Use the custom_lexicon_url string property to customize pronunciation for both standard Azure text to speech voices and custom voices. To learn more about how to format the custom lexicon (the same as Speech Synthesis Markup Language (SSML)), see custom lexicon for text to speech.

{
  "voice": {
    "name": "en-US-Ava:DragonHDLatestNeural",
    "type": "azure-standard",
    "temperature": 0.8, // optional
    "custom_lexicon_url": "<custom lexicon url>"
  }
}

Azure custom voices

You can use a custom voice for audio output. For information about how to create a custom voice, see What is custom voice.

{
  "voice": {
    "name": "en-US-CustomNeural",
    "type": "azure-custom",
    "endpoint_id": "your-endpoint-id", // a guid string
    "temperature": 0.8 // optional, value range 0.0-1.0, only take effect when using HD voices
  }
}

Important

Custom voice access is limited based on eligibility and usage criteria. Request access on the intake form.

Note

In order to use a custom voice model with Voice live API, the model must be available on the same Azure AI Foundry resource you're using to call the Voice live API. If you trained the model on a different Azure AI Foundry or Azure AI Speech resource, you have to copy it to the resource you're using to call the Voice live API. You pay separately for custom voice training and model hosting. For more information on supported regions, see Speech service supported regions.

Azure custom avatar

Text to speech avatar converts text into a digital video of a photorealistic human (either a standard avatar or a custom text to speech avatar) speaking with a natural-sounding voice.

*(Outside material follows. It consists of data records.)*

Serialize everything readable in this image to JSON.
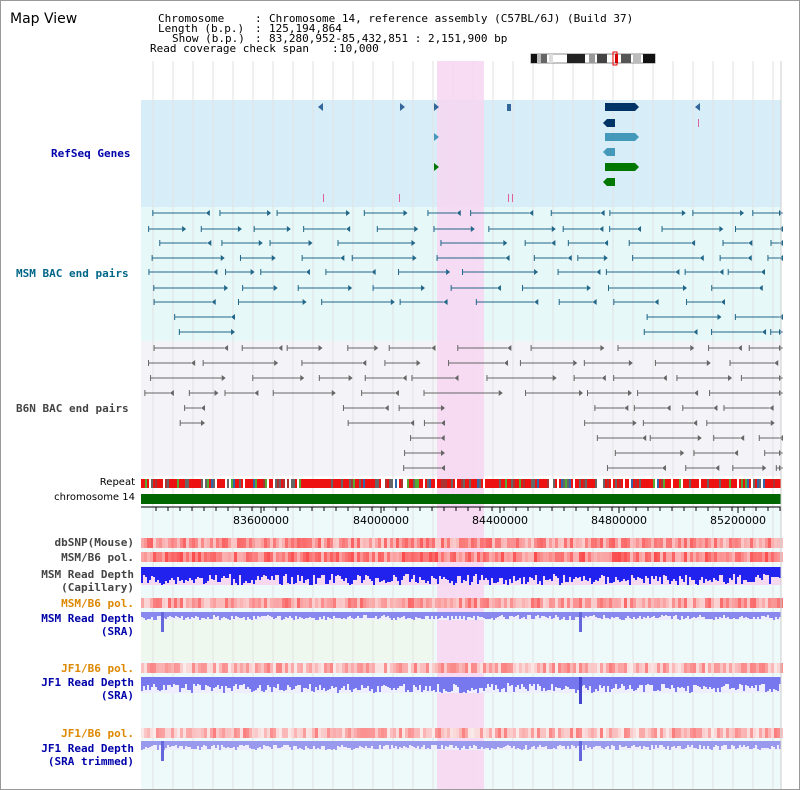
{
  "title": "Map View",
  "header": {
    "chromosome_label": "Chromosome",
    "chromosome_value": "Chromosome 14, reference assembly (C57BL/6J) (Build 37)",
    "length_label": "Length (b.p.)",
    "length_value": "125,194,864",
    "show_label": "Show (b.p.)",
    "show_value": "83,280,952-85,432,851 : 2,151,900 bp",
    "coverage_label": "Read coverage check span",
    "coverage_value": "10,000"
  },
  "tracks": {
    "refseq": "RefSeq Genes",
    "msm_bac": "MSM BAC end pairs",
    "b6n_bac": "B6N BAC end pairs",
    "repeat": "Repeat",
    "chromosome": "chromosome 14",
    "dbsnp": "dbSNP(Mouse)",
    "msm_b6_pol": "MSM/B6 pol.",
    "msm_read_depth_cap": "MSM Read Depth\n(Capillary)",
    "msm_b6_pol_2": "MSM/B6 pol.",
    "msm_read_depth_sra": "MSM Read Depth\n(SRA)",
    "jf1_b6_pol": "JF1/B6 pol.",
    "jf1_read_depth_sra": "JF1 Read Depth\n(SRA)",
    "jf1_b6_pol_2": "JF1/B6 pol.",
    "jf1_read_depth_trim": "JF1 Read Depth\n(SRA trimmed)"
  },
  "axis": {
    "ticks": [
      "83600000",
      "84000000",
      "84400000",
      "84800000",
      "85200000"
    ]
  },
  "colors": {
    "label_blue": "#0000aa",
    "label_teal": "#006688",
    "label_gray": "#444444",
    "label_orange": "#dd8800",
    "highlight": "#f7d6f2",
    "refseq_bg": "#d7eef9",
    "msm_bg": "#e6f8f8",
    "b6n_bg": "#f4f4f8",
    "chromosome_bar": "#006600",
    "depth_blue": "#2222ee",
    "depth_sra": "#8888ee"
  }
}
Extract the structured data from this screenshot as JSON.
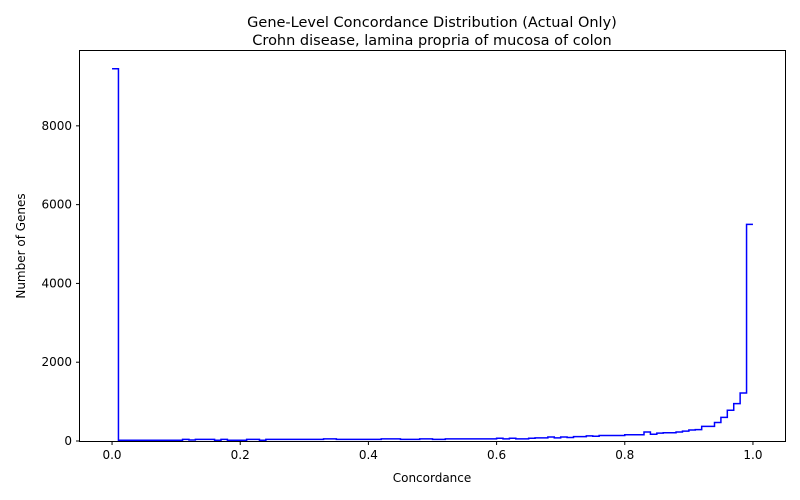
{
  "chart_data": {
    "type": "line",
    "drawstyle": "steps-post",
    "title": "Gene-Level Concordance Distribution (Actual Only)",
    "subtitle": "Crohn disease, lamina propria of mucosa of colon",
    "xlabel": "Concordance",
    "ylabel": "Number of Genes",
    "xlim": [
      -0.05,
      1.05
    ],
    "ylim": [
      0,
      9900
    ],
    "xticks": [
      0.0,
      0.2,
      0.4,
      0.6,
      0.8,
      1.0
    ],
    "xtick_labels": [
      "0.0",
      "0.2",
      "0.4",
      "0.6",
      "0.8",
      "1.0"
    ],
    "yticks": [
      0,
      2000,
      4000,
      6000,
      8000
    ],
    "ytick_labels": [
      "0",
      "2000",
      "4000",
      "6000",
      "8000"
    ],
    "grid": false,
    "color": "#0000ff",
    "series": [
      {
        "x": [
          0.0,
          0.01,
          0.02,
          0.03,
          0.04,
          0.05,
          0.06,
          0.07,
          0.08,
          0.09,
          0.1,
          0.11,
          0.12,
          0.13,
          0.14,
          0.15,
          0.16,
          0.17,
          0.18,
          0.19,
          0.2,
          0.21,
          0.22,
          0.23,
          0.24,
          0.25,
          0.26,
          0.27,
          0.28,
          0.29,
          0.3,
          0.31,
          0.32,
          0.33,
          0.34,
          0.35,
          0.36,
          0.37,
          0.38,
          0.39,
          0.4,
          0.41,
          0.42,
          0.43,
          0.44,
          0.45,
          0.46,
          0.47,
          0.48,
          0.49,
          0.5,
          0.51,
          0.52,
          0.53,
          0.54,
          0.55,
          0.56,
          0.57,
          0.58,
          0.59,
          0.6,
          0.61,
          0.62,
          0.63,
          0.64,
          0.65,
          0.66,
          0.67,
          0.68,
          0.69,
          0.7,
          0.71,
          0.72,
          0.73,
          0.74,
          0.75,
          0.76,
          0.77,
          0.78,
          0.79,
          0.8,
          0.81,
          0.82,
          0.83,
          0.84,
          0.85,
          0.86,
          0.87,
          0.88,
          0.89,
          0.9,
          0.91,
          0.92,
          0.93,
          0.94,
          0.95,
          0.96,
          0.97,
          0.98,
          0.99,
          1.0
        ],
        "y": [
          9450,
          20,
          20,
          20,
          20,
          20,
          20,
          20,
          20,
          20,
          20,
          40,
          25,
          40,
          40,
          40,
          20,
          40,
          20,
          20,
          20,
          40,
          40,
          20,
          40,
          40,
          40,
          40,
          40,
          40,
          40,
          40,
          40,
          55,
          55,
          40,
          40,
          40,
          40,
          40,
          40,
          40,
          55,
          55,
          55,
          40,
          40,
          40,
          55,
          55,
          40,
          40,
          55,
          55,
          55,
          55,
          55,
          55,
          55,
          55,
          70,
          55,
          70,
          55,
          55,
          70,
          80,
          80,
          100,
          80,
          100,
          90,
          110,
          110,
          130,
          120,
          140,
          140,
          140,
          140,
          160,
          160,
          160,
          230,
          170,
          200,
          210,
          210,
          230,
          250,
          280,
          290,
          370,
          370,
          470,
          600,
          780,
          950,
          1220,
          5500,
          5500
        ]
      }
    ]
  }
}
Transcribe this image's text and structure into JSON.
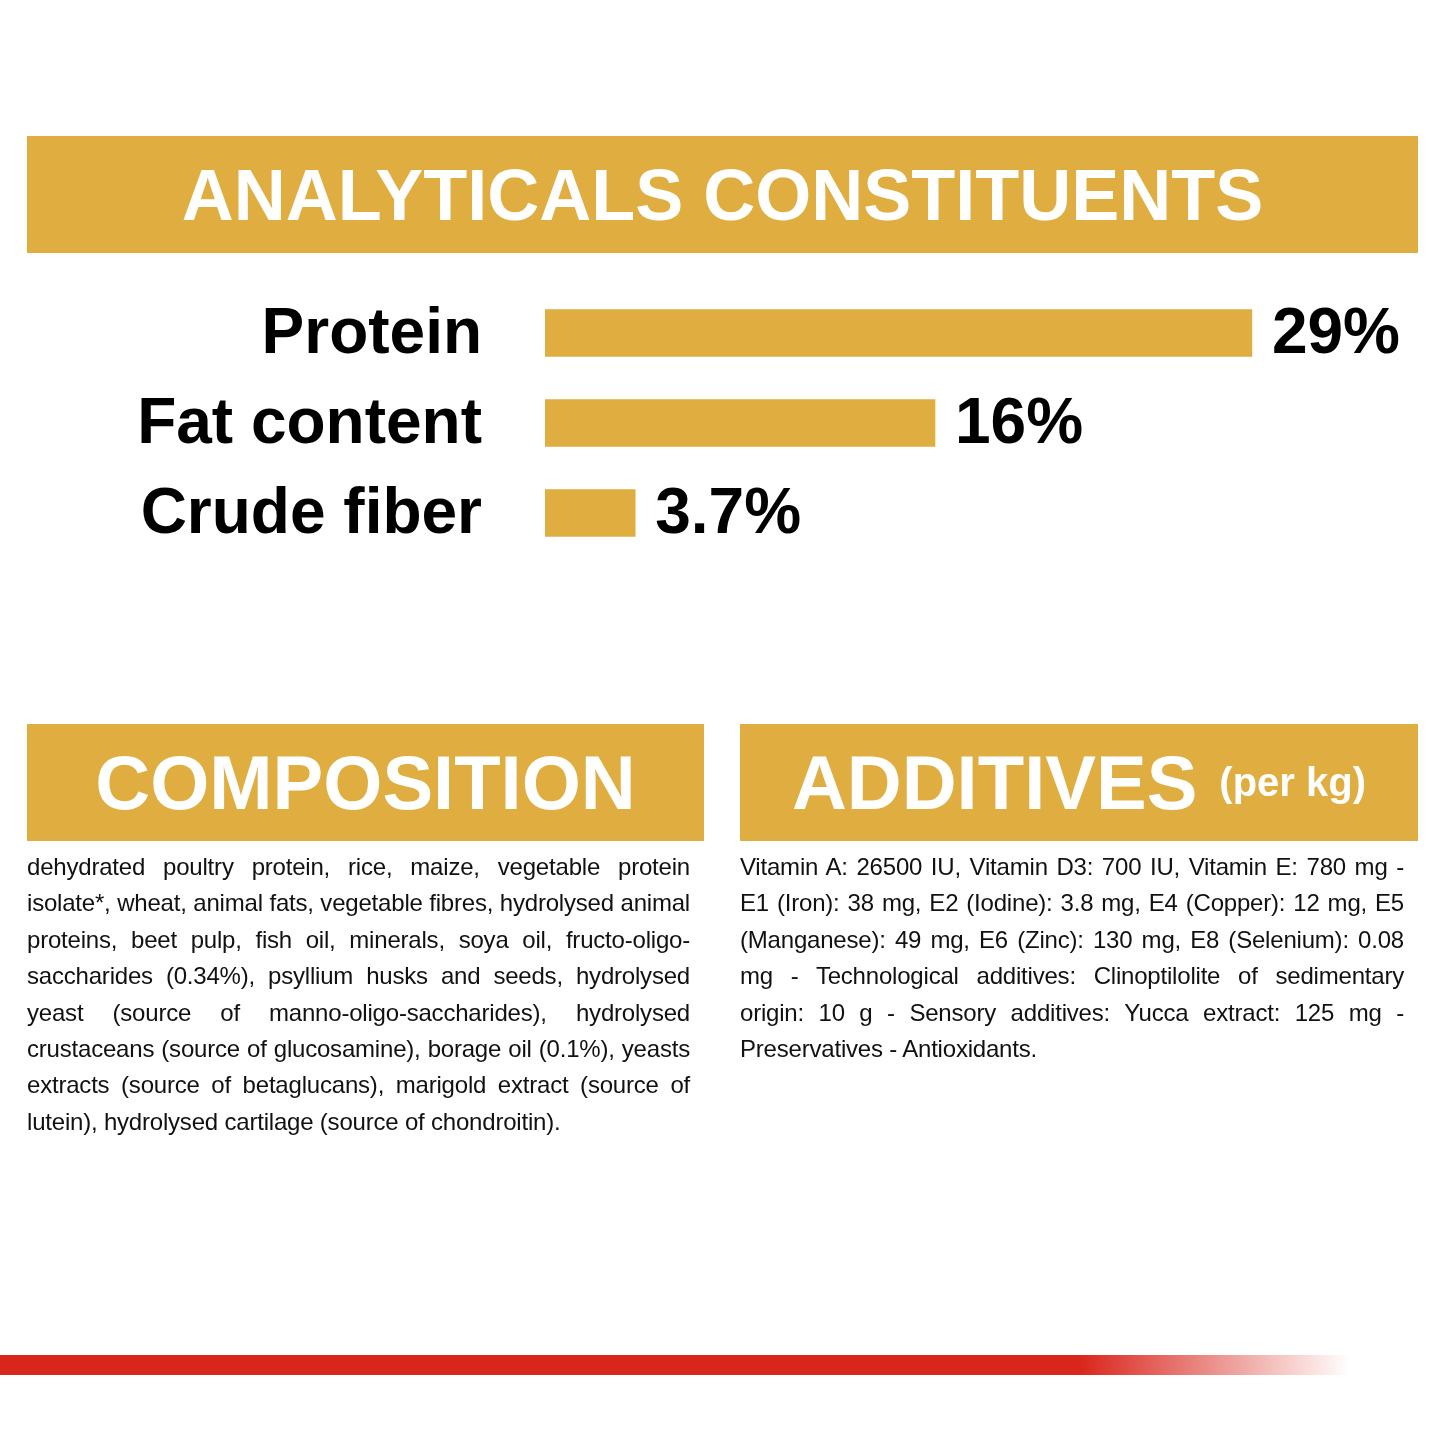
{
  "chart_data": [
    {
      "type": "bar",
      "title": "ANALYTICALS CONSTITUENTS",
      "orientation": "horizontal",
      "categories": [
        "Protein",
        "Fat content",
        "Crude fiber"
      ],
      "values": [
        29,
        16,
        3.7
      ],
      "value_labels": [
        "29%",
        "16%",
        "3.7%"
      ],
      "color": "#e0ad40"
    },
    {
      "type": "other",
      "title": "COMPOSITION",
      "annotations": [
        "dehydrated poultry protein, rice, maize, vegetable protein isolate*, wheat, animal fats, vegetable fibres, hydrolysed animal proteins, beet pulp, fish oil, minerals, soya oil, fructo-oligo-saccharides (0.34%), psyllium husks and seeds, hydrolysed yeast (source of manno-oligo-saccharides), hydrolysed crustaceans (source of glucosamine), borage oil (0.1%), yeasts extracts (source of betaglucans), marigold extract (source of lutein), hydrolysed cartilage (source of chondroitin)."
      ]
    },
    {
      "type": "other",
      "title": "ADDITIVES",
      "subtitle": "(per kg)",
      "annotations": [
        "Vitamin A: 26500 IU, Vitamin D3: 700 IU, Vitamin E: 780 mg - E1 (Iron): 38 mg, E2 (Iodine): 3.8 mg, E4 (Copper): 12 mg, E5 (Manganese): 49 mg, E6 (Zinc): 130 mg, E8 (Selenium): 0.08 mg - Technological additives: Clinoptilolite of sedimentary origin: 10 g - Sensory additives: Yucca extract: 125 mg - Preservatives - Antioxidants."
      ]
    }
  ]
}
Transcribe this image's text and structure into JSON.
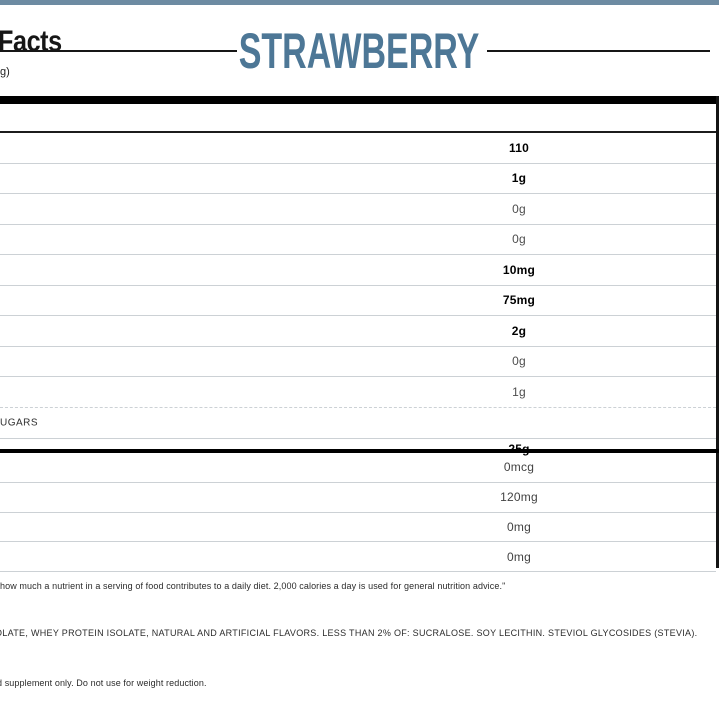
{
  "header": {
    "facts_fragment": "Facts",
    "flavor": "STRAWBERRY",
    "serving_fragment": "g)"
  },
  "colors": {
    "accent_blue": "#4d7796",
    "top_bar_blue": "#6d8ba2"
  },
  "table": {
    "rows": [
      {
        "label_fragment": "",
        "value": "110",
        "bold": true
      },
      {
        "label_fragment": "",
        "value": "1g",
        "bold": true
      },
      {
        "label_fragment": "",
        "value": "0g",
        "bold": false
      },
      {
        "label_fragment": "",
        "value": "0g",
        "bold": false
      },
      {
        "label_fragment": "",
        "value": "10mg",
        "bold": true
      },
      {
        "label_fragment": "",
        "value": "75mg",
        "bold": true
      },
      {
        "label_fragment": "",
        "value": "2g",
        "bold": true
      },
      {
        "label_fragment": "",
        "value": "0g",
        "bold": false
      },
      {
        "label_fragment": "",
        "value": "1g",
        "bold": false
      },
      {
        "label_fragment": "UGARS",
        "value": "",
        "bold": false
      },
      {
        "label_fragment": "",
        "value": "25g",
        "bold": true
      }
    ],
    "mineral_rows": [
      {
        "value": "0mcg"
      },
      {
        "value": "120mg"
      },
      {
        "value": "0mg"
      },
      {
        "value": "0mg"
      }
    ]
  },
  "footnote": "how much a nutrient in a serving of food contributes to a daily diet. 2,000 calories a day is used for general nutrition advice.\"",
  "ingredients": "OLATE, WHEY PROTEIN ISOLATE, NATURAL AND ARTIFICIAL FLAVORS. LESS THAN 2% OF: SUCRALOSE. SOY LECITHIN. STEVIOL GLYCOSIDES (STEVIA).",
  "disclaimer": "d supplement only. Do not use for weight reduction."
}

The configuration for a custom avatar doesn't differ from the configuration of a standard avatar. Refer to How to use the Voice live API - Azure text to speech avatar for a detailed example.

Important

Custom text to speech avatar access is limited based on eligibility and usage criteria. Request access on the intake form.

Note

In order to use a custom avatar with Voice live API, the avatar must be available on the same Azure AI Foundry resource you're using to call the Voice live API. If you trained the avatar on a different Azure AI Foundry or Azure AI Speech resource, you have to copy the model to the resource you're using to call the Voice live API. You pay separately for custom avatar training and model hosting. For more information on supported regions, see Speech service supported regions.

Note

Custom photo avatar (PREVIEW) training isn't yet available as a self-service option and currently requires a manual offline process.